Romano Carancini e Narciso Ricotta

Chi altro potrebbe partecipare alle primarie a Macerata? 

«Nel panorama politico cittadino emergono più soggetti che hanno capacità e questa è la ricchezza del nostro gruppo dirigente. Se devo esprimere una preferenza io penso che bisognerebbe scegliere qualcuno che ha avuto un’esperienza amministrativa perché è impensabile gestire una struttura complessa come quella dell’amministrazione comunale senza conoscere a fondo i problemi della città e la macchina amministrativa».

Lei questa esperienza amministrativa ora ce l’ha, ma Carancini quando fu eletto sindaco nel 2010 non l’aveva…

«No, era stato per 10 anni consigliere comunale e capogruppo. Penso che nei primi due anni abbia sofferto questa mancata esperienza e abbia avuto difficoltà a ingranare per questo motivo».

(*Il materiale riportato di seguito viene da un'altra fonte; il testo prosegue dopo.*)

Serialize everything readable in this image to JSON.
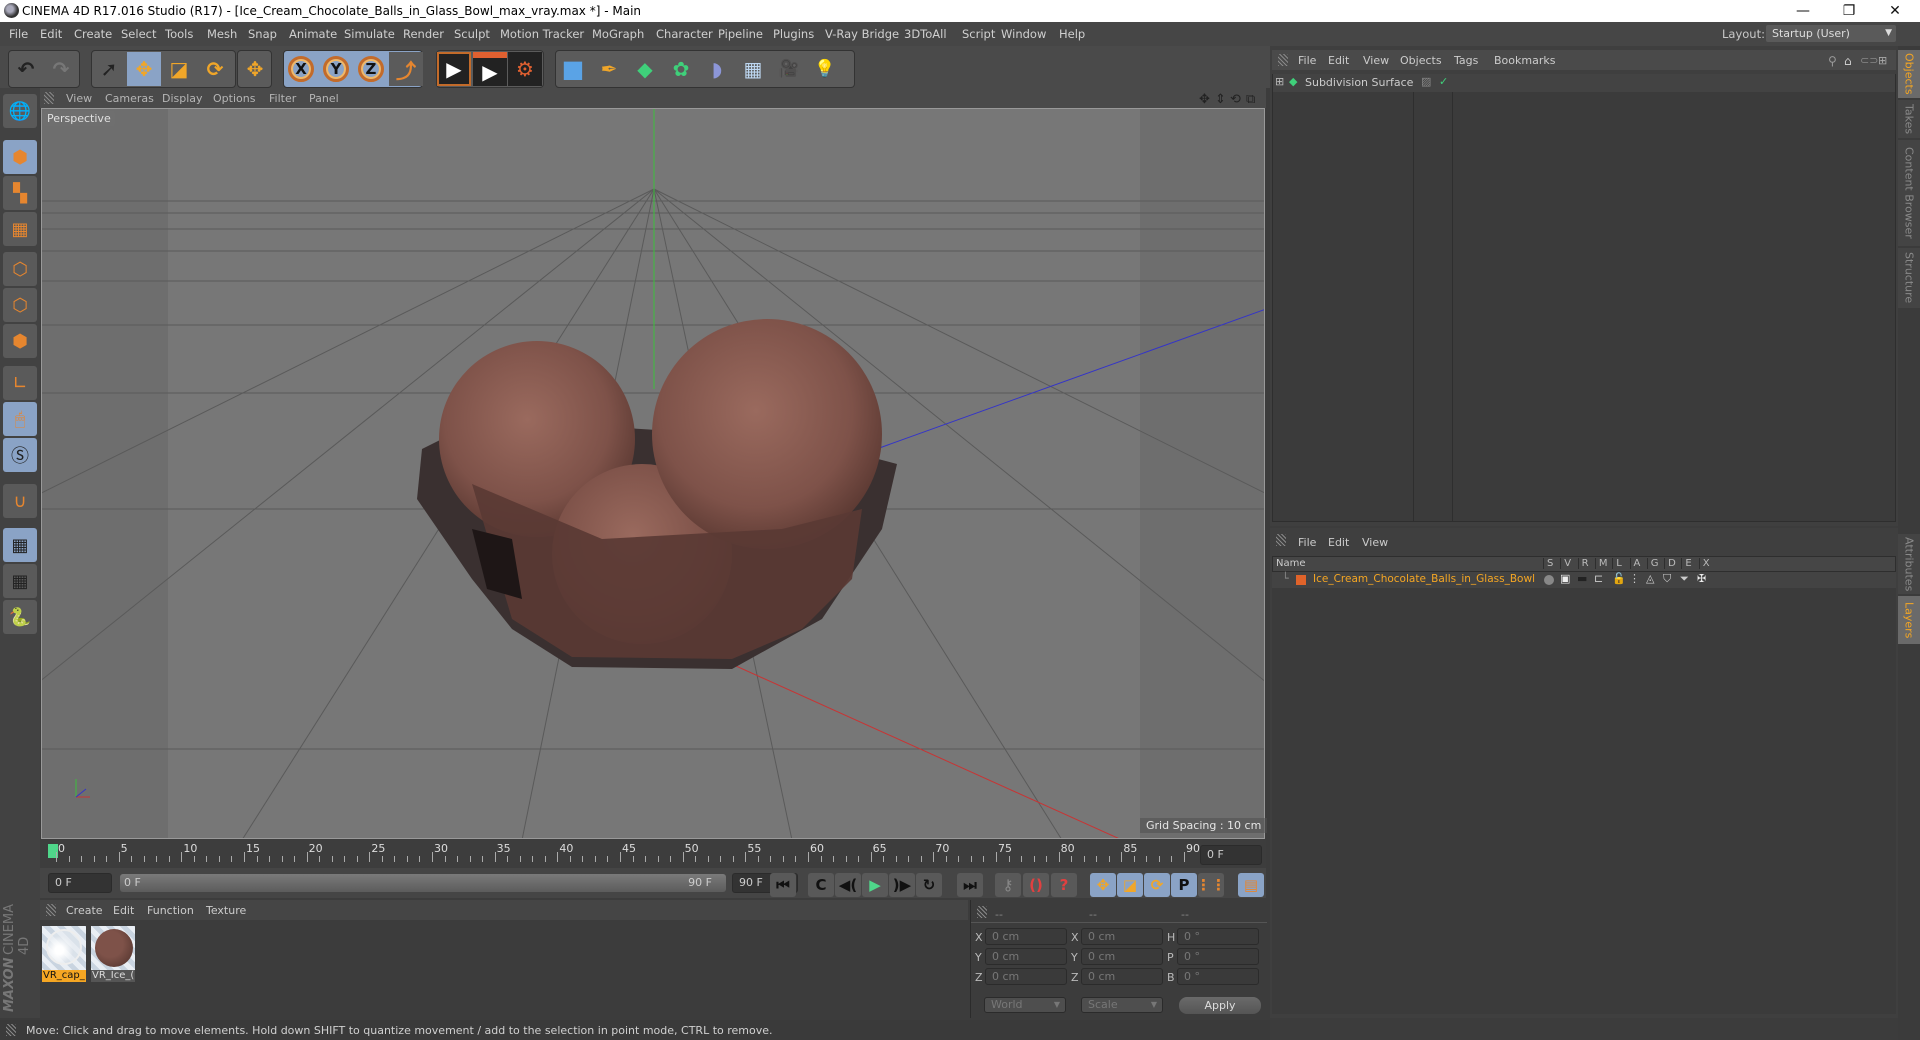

Nei giorni scorsi Luciano Pantanetti ha dichiarato che alle primarie non dovrebbero esserci solo candidature di matrice Pd (leggi l’intervista)… 

«Il centrosinistra deve essere capace di parlare ai vari mondi della città e pertanto ritengo giusto che le candidature alle primarie non siano soltanto del Pd ma anche di esperienze civiche che sono parte fondamentale di questo progetto». 

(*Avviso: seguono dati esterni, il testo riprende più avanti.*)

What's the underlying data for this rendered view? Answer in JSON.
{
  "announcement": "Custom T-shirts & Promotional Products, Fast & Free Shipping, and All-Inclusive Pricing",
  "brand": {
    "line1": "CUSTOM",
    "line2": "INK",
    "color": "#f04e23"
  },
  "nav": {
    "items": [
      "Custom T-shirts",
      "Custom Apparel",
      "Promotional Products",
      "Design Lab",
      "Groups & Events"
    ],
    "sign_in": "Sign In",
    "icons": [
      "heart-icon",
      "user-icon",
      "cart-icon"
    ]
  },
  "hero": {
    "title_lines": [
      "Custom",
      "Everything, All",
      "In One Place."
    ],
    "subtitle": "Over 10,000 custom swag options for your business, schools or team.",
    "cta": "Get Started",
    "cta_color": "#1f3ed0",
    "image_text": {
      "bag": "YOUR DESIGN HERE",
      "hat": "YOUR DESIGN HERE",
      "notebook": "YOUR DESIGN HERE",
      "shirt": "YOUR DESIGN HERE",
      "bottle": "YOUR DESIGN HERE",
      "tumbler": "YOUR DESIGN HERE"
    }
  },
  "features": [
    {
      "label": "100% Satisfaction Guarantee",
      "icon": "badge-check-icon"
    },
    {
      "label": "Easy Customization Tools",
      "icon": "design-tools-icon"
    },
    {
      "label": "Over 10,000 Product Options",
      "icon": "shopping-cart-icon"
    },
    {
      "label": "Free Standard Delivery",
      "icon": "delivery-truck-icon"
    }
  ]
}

Proverete a dialogare con i 5 Stelle?

«So solo che gli accordi che avvengono a livello nazionale non possono essere automaticamente trasferiti a freddo sui territori. Ma constato che tra noi e loro sui temi cittadini ci sono dei punti in comune in particolare sulle tematiche sociali e ambientali. Chiaramente per aprire un confronto loro dovranno cambiare certi toni verbali». 

Le è piaciuta l’omelia politica del vescovo a San Giuliano?

«Sì, è stato un dono di parole e di saggezza per la nostra comunità, in particolare laddove ci spinge ad avere una visione reale e oggettiva anziché ideologica e laddove ci invita a cercare una nuova strada di sviluppo insieme ai territori vicini. Oggi i Comuni che stanno attorno a Macerata vivono una interessenza e i cittadini si sentono cittadini di un abito territoriale che interferisce continuamente, tutto ciò però non trova un adeguato riscontro nei rapporti amministrativi e ogni Comune tende ad andare per conto suo. Macerata si deve mettere a servizio dei centri vicini (come Pollenza, Corridonia, Montecassiano, Treia) per creare un tavolo permanente di collaborazione e programmazione sui grossi investimenti strutturali».

Nel frattempo la Lega a Macerata ha trovato il suo quartier generale alla Domus San Giuliano…

«Il senatore di Lecco ha una scarsa conoscenza della città, potrebbe ampliarla cambiando location ogni tanto».